Ma ampio il ventaglio dei reati contestati, a vario titolo, alle 54 persone complessivamente coinvolte pure a Napoli, Salerno, Foggia, Bari, Milano, Rimini, Pescara, Chieti, Teramo, Ascoli Piceno e Fermo. Si va dall’associazione mafiosa, estorsione e tentata estorsione, al traffico di droga; dal tentato omicidio alle lesioni personali e al danneggiamento.
Le indagini hanno documentato il sistematico ricorso alla violenza per l’affermazione territoriale ed il conseguimento della leadership, nell’ambito di una cruenta contrapposizione fondata anche sull’eliminazione fisica dei rivali.
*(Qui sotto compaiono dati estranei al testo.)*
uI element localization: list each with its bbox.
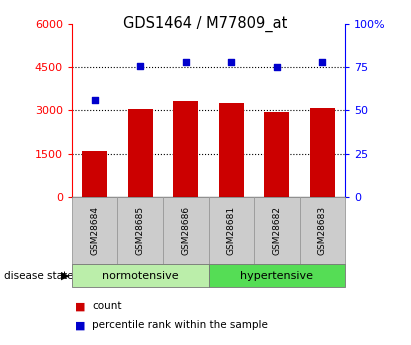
Text: count: count [92, 302, 122, 311]
Text: percentile rank within the sample: percentile rank within the sample [92, 321, 268, 330]
Text: GSM28685: GSM28685 [136, 206, 145, 255]
Text: disease state: disease state [4, 271, 74, 280]
Point [319, 59, 326, 65]
Bar [310, 108, 335, 197]
Text: GDS1464 / M77809_at: GDS1464 / M77809_at [123, 16, 288, 32]
Point [137, 63, 143, 68]
Bar [264, 112, 289, 197]
Text: ■: ■ [75, 321, 85, 330]
Bar [82, 151, 107, 197]
Point [228, 59, 235, 65]
Text: hypertensive: hypertensive [240, 271, 314, 280]
Point [91, 97, 98, 103]
Text: GSM28682: GSM28682 [272, 206, 282, 255]
Text: GSM28686: GSM28686 [181, 206, 190, 255]
Bar [128, 109, 153, 197]
Text: GSM28681: GSM28681 [227, 206, 236, 255]
Text: normotensive: normotensive [102, 271, 178, 280]
Point [274, 65, 280, 70]
Text: ■: ■ [75, 302, 85, 311]
Point [182, 59, 189, 65]
Text: GSM28683: GSM28683 [318, 206, 327, 255]
Bar [219, 103, 244, 197]
Text: GSM28684: GSM28684 [90, 206, 99, 255]
Text: ▶: ▶ [61, 271, 69, 280]
Bar [173, 101, 199, 197]
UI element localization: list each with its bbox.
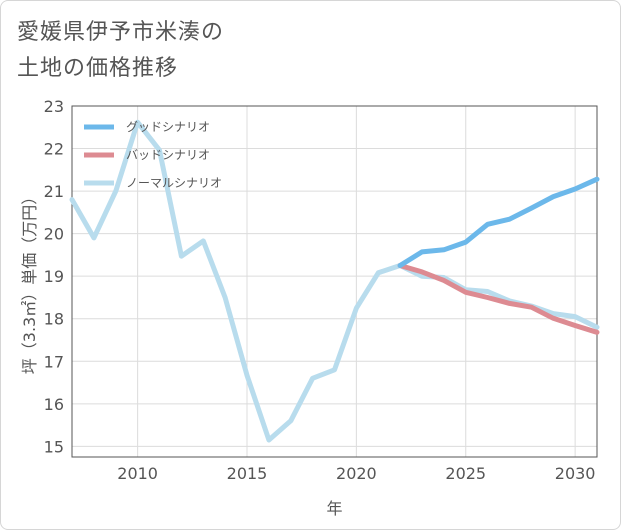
y-tick-label: 18 xyxy=(44,310,64,329)
chart-title-line2: 土地の価格推移 xyxy=(17,56,179,81)
x-tick-label: 2030 xyxy=(555,464,596,483)
y-tick-label: 16 xyxy=(44,395,64,414)
y-axis-label: 坪（3.3㎡）単価（万円） xyxy=(20,189,39,374)
x-tick-label: 2015 xyxy=(227,464,268,483)
good-scenario-line xyxy=(397,176,600,268)
x-tick-label: 2020 xyxy=(336,464,377,483)
y-tick-label: 19 xyxy=(44,267,64,286)
bad-scenario-line xyxy=(397,263,600,335)
x-tick-label: 2010 xyxy=(117,464,158,483)
series-lines xyxy=(69,119,600,443)
normal-scenario-line xyxy=(69,119,600,443)
plot-frame xyxy=(71,105,598,458)
legend-normal-scenario-label: ノーマルシナリオ xyxy=(126,176,222,190)
y-tick-labels: 15 16 17 18 19 20 21 22 23 xyxy=(44,97,64,456)
y-tick-label: 21 xyxy=(44,182,64,201)
legend-bad-scenario-label: バッドシナリオ xyxy=(126,148,210,162)
y-tick-label: 20 xyxy=(44,225,64,244)
x-tick-labels: 2010 2015 2020 2025 2030 xyxy=(117,464,595,483)
y-tick-label: 15 xyxy=(44,437,64,456)
chart-title: 愛媛県伊予市米湊の 土地の価格推移 xyxy=(17,15,224,87)
x-tick-label: 2025 xyxy=(445,464,486,483)
x-axis-label: 年 xyxy=(326,499,342,518)
y-tick-label: 23 xyxy=(44,97,64,116)
chart-title-line1: 愛媛県伊予市米湊の xyxy=(17,20,225,45)
y-tick-label: 17 xyxy=(44,352,64,371)
y-tick-label: 22 xyxy=(44,140,64,159)
legend-good-scenario-label: グッドシナリオ xyxy=(126,120,210,134)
Accertati diversi episodi a chiaro sfondo intimidatorio, come il tentativo di estorsione ad un commerciante, a cui abitazione, autovettura e negozio, sono stati danneggiati in più momenti con colpi d’arma da fuoco. A dare inoltre una spinta all’inchiesta l’uccisione del pregiudicato Michele Russi, nel novembre del 2018 a San Severo. L’uomo fu freddato a colpi di pistola in un salone da barba, dopo un breve inseguimento. Altre due persone rimasero ferite nell’agguato a cui seguì un duplice tentato omicidio mai denunciato.
Successivi approfondimenti hanno poi portato alla luce il fiorente traffico di stupefacenti gestito dai sodalizi locali, nonché i relativi canali di approvvigionamento estero, tra cui l’Olanda.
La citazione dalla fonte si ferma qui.